Media research firm, Borrell Associates predicted last month that US local online advertising would hit $3.9 billion in 2005, up 46% on 2004, with paid search reaching $329 million(see US Online Adspend To Reach $3.9 Billion In 2005).

TV adspend in the UK was another hot topic within the media industry throughout February, with television advertising revenue reported to be growing at its fastest rate since 2000, according to data released by media group ZenithOptimedia (see TV Adspend Fuelled By Elections).

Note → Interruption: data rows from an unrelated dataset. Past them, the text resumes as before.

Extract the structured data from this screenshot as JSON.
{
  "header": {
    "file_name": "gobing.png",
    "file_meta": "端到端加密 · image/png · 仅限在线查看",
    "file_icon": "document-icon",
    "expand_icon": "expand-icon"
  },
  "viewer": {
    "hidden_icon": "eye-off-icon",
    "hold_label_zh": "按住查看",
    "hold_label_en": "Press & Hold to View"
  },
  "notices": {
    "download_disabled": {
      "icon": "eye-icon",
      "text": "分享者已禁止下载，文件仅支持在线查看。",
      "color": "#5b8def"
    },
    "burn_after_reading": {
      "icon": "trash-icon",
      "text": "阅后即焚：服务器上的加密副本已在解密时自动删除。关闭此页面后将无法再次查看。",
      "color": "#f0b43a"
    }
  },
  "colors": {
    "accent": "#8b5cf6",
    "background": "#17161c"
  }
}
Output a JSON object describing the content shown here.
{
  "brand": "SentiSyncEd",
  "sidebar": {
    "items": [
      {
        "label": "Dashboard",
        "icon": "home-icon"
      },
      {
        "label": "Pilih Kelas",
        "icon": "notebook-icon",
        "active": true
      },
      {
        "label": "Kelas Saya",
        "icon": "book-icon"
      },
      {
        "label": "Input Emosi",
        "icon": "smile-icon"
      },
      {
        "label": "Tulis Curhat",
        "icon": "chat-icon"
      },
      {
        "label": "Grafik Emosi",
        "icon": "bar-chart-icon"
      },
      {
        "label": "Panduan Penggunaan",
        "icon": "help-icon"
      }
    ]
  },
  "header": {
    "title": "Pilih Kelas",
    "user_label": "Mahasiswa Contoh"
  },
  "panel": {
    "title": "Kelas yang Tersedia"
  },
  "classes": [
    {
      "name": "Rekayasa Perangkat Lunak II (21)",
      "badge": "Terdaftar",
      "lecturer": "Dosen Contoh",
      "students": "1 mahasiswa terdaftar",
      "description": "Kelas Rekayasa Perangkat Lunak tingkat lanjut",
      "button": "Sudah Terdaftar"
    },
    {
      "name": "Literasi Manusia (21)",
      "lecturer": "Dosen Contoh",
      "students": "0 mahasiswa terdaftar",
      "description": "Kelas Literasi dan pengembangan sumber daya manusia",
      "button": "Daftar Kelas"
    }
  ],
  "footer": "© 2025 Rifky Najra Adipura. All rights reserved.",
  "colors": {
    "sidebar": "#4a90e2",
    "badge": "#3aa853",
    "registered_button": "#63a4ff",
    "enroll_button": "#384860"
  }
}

ZenithOptimedia and Starcom UK both predict TV adspend will increase by 12% in the first quarter of 2005, aided by the prospects of a general election and the continued recovery of the UK economy. Media buying agencies claim that the proposed general election in May and the strengthening of the economy have increased TV advertising demand.

Speaking to MediaTel INSIGHT, John Overend, joint managing director of OPera Media, confirmed the industry consensus saying: “January and February TV revenues are much stronger than expected and way ahead of original forecasts.”

Media consultancy agency Billets verified this positive outlook, forecasting that UK TV revenue will grow by 4% year on year in 2005, fuelled by commercial broadcaster Channel 4 and interactive revenue sales.

Last month saw Channel 4 claim its strongest January performance for five years with a 10.3% audience share.(see Channel 4 Reports Record Performance In Five Years). Channel 4 was revealed to have grown in the commercially important 16 to 34 and ABC1 audiences by 28% and 6% respectively, as well as seeing an increase in its share in multi-channel homes by 8.4%, a rise of 24% on 2004.

A report published in February by analysts PricewaterhouseCoopers, predicted that UK TV advertising revenue will be increasingly fuelled by multi-channel broadcasters as commercial channels become constrained by their multi-channel counterparts.

The research also identified the impact the new BBC digital channels will have on advertising revenues, with the BBC’s success predicted to affect traditional and multi-channel viewing in equal measure (see Multi-Channel TV Predicted To Lead Adspend).